Wednesday, May 17, 2006

Today’s Camp Quiz Circa 1940-50s: Portrait of Johnny.

Johnny Mercer [1909-1976], born in Savannah, was the troubadour of the 1940-`50s and my favorite songster-wordsmith. He captured the southern idiom, black and white, writing unforgettable words, sometimes composing great music and also as a recording vocalist for his songs. He had a kind of world-weary Frank Sinatra caste to him. Perhaps you must be in my age group to compete in this quiz, but we’ll see (tell me if you’re younger and win!). One day Johnny caught an oration by Father Divine, a black evangelist and produced his words in a song that rocked the nation.

You’ve got to Ac-cent-tschu-ate the positive/ ee-lim-in-nate the negative/ latch on to the affirmative…

Complete the last line, please.

Mercer was in love for a lifetime with that irrepressibly screwed-up druggie and alcoholic Judy Garland notwithstanding they were married to different people (Judy having a yen for gay men, astoundingly). This is a song he secretly dedicated to her.

That old black magic has me in its spell/ that old black magic that you weave so well/ those icy fingers up and down my spine/ the same old ____________ when your eyes meet mine.

Supply the missing word.

Finally, when it became clear they would never be together again, he wrote

This torch that I’ve found/ must be drowned/ or it soon might explode/ Make it one for my baby and _________________________.

Supply the missing phrase.

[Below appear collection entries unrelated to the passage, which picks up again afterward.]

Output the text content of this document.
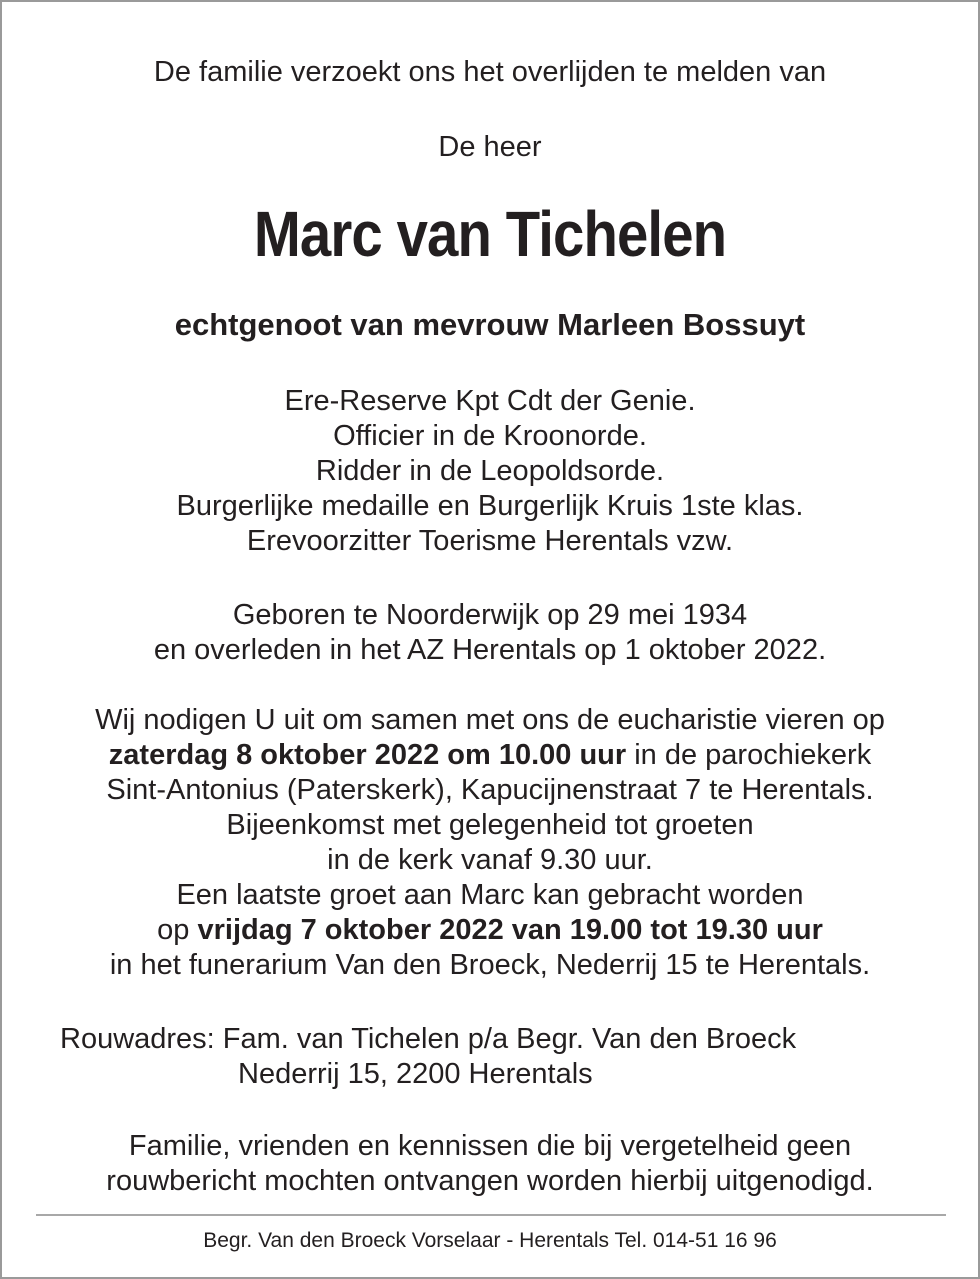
De familie verzoekt ons het overlijden te melden van
De heer
Marc van Tichelen
echtgenoot van mevrouw Marleen Bossuyt
Ere-Reserve Kpt Cdt der Genie.
Officier in de Kroonorde.
Ridder in de Leopoldsorde.
Burgerlijke medaille en Burgerlijk Kruis 1ste klas.
Erevoorzitter Toerisme Herentals vzw.
Geboren te Noorderwijk op 29 mei 1934
en overleden in het AZ Herentals op 1 oktober 2022.
Wij nodigen U uit om samen met ons de eucharistie vieren op
zaterdag 8 oktober 2022 om 10.00 uur in de parochiekerk
Sint-Antonius (Paterskerk), Kapucijnenstraat 7 te Herentals.
Bijeenkomst met gelegenheid tot groeten
in de kerk vanaf 9.30 uur.
Een laatste groet aan Marc kan gebracht worden
op vrijdag 7 oktober 2022 van 19.00 tot 19.30 uur
in het funerarium Van den Broeck, Nederrij 15 te Herentals.
Rouwadres: Fam. van Tichelen p/a Begr. Van den Broeck
Nederrij 15, 2200 Herentals
Familie, vrienden en kennissen die bij vergetelheid geen
rouwbericht mochten ontvangen worden hierbij uitgenodigd.
Begr. Van den Broeck Vorselaar - Herentals Tel. 014-51 16 96
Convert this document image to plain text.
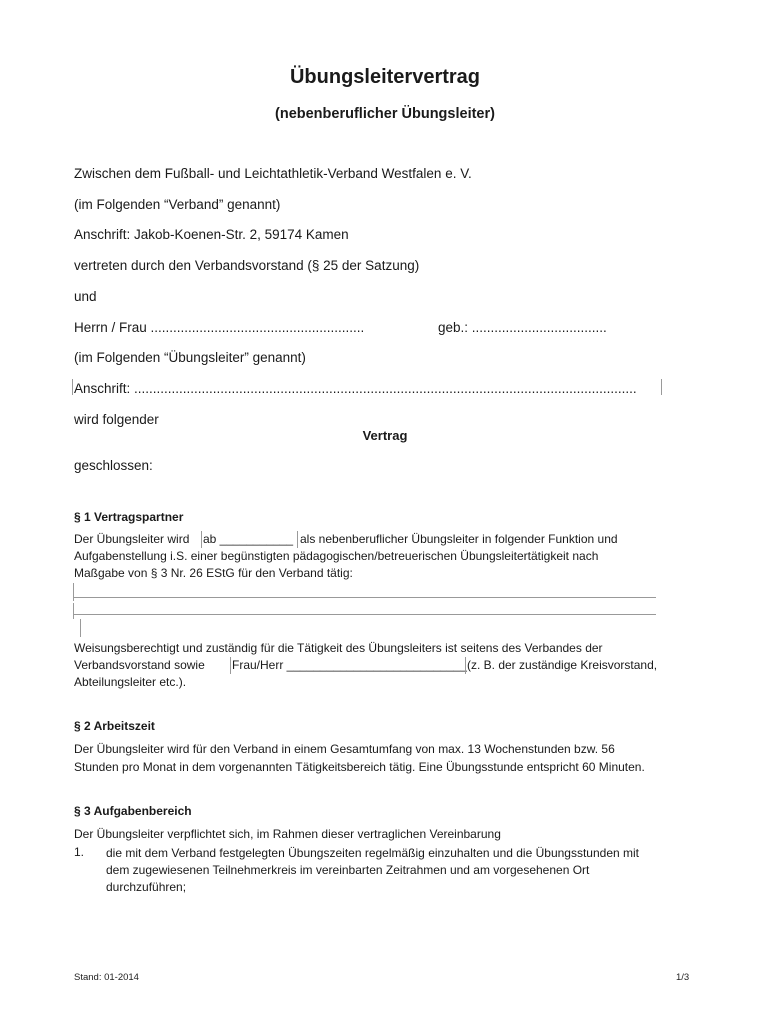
Übungsleitervertrag
(nebenberuflicher Übungsleiter)
Zwischen dem Fußball- und Leichtathletik-Verband Westfalen e. V.
(im Folgenden “Verband” genannt)
Anschrift: Jakob-Koenen-Str. 2, 59174 Kamen
vertreten durch den Verbandsvorstand (§ 25 der Satzung)
und
Herrn / Frau .........................................................	geb.: ....................................
(im Folgenden “Übungsleiter” genannt)
Anschrift: ......................................................................................................................................
wird folgender
Vertrag
geschlossen:
§ 1 Vertragspartner
Der Übungsleiter wird ab ___________ als nebenberuflicher Übungsleiter in folgender Funktion und
Aufgabenstellung i.S. einer begünstigten pädagogischen/betreuerischen Übungsleitertätigkeit nach
Maßgabe von § 3 Nr. 26 EStG für den Verband tätig:
Weisungsberechtigt und zuständig für die Tätigkeit des Übungsleiters ist seitens des Verbandes der
Verbandsvorstand sowie Frau/Herr ___________________________ (z. B. der zuständige Kreisvorstand,
Abteilungsleiter etc.).
§ 2 Arbeitszeit
Der Übungsleiter wird für den Verband in einem Gesamtumfang von max. 13 Wochenstunden bzw. 56
Stunden pro Monat in dem vorgenannten Tätigkeitsbereich tätig. Eine Übungsstunde entspricht 60 Minuten.
§ 3 Aufgabenbereich
Der Übungsleiter verpflichtet sich, im Rahmen dieser vertraglichen Vereinbarung
1. die mit dem Verband festgelegten Übungszeiten regelmäßig einzuhalten und die Übungsstunden mit
dem zugewiesenen Teilnehmerkreis im vereinbarten Zeitrahmen und am vorgesehenen Ort
durchzuführen;
Stand: 01-2014	1/3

If you can complete all three you qualify as an unredeemable square and old fogy.


  1. 1. "Don't mess with Mister In-Between"

    from, Ac-cent-tschu-ate The Positive

    2. "witchcraft"
    from, "That Old Black Magic"

    3. "and one more for the road."
    from "One for My Baby"

    All sung and recorded by Frank Sinatra

    By the way, I was born in '53.

  2. 1. "don't mess with Mr. In-between."

    2. "witchcraft."

    3. "one more for the road."

    P.S. I am only 69 years old --

  3. #1....and don't mess with Mr. Inbetween
    #3....and one more for the road.
    You can't fool me about Johnny Mercer!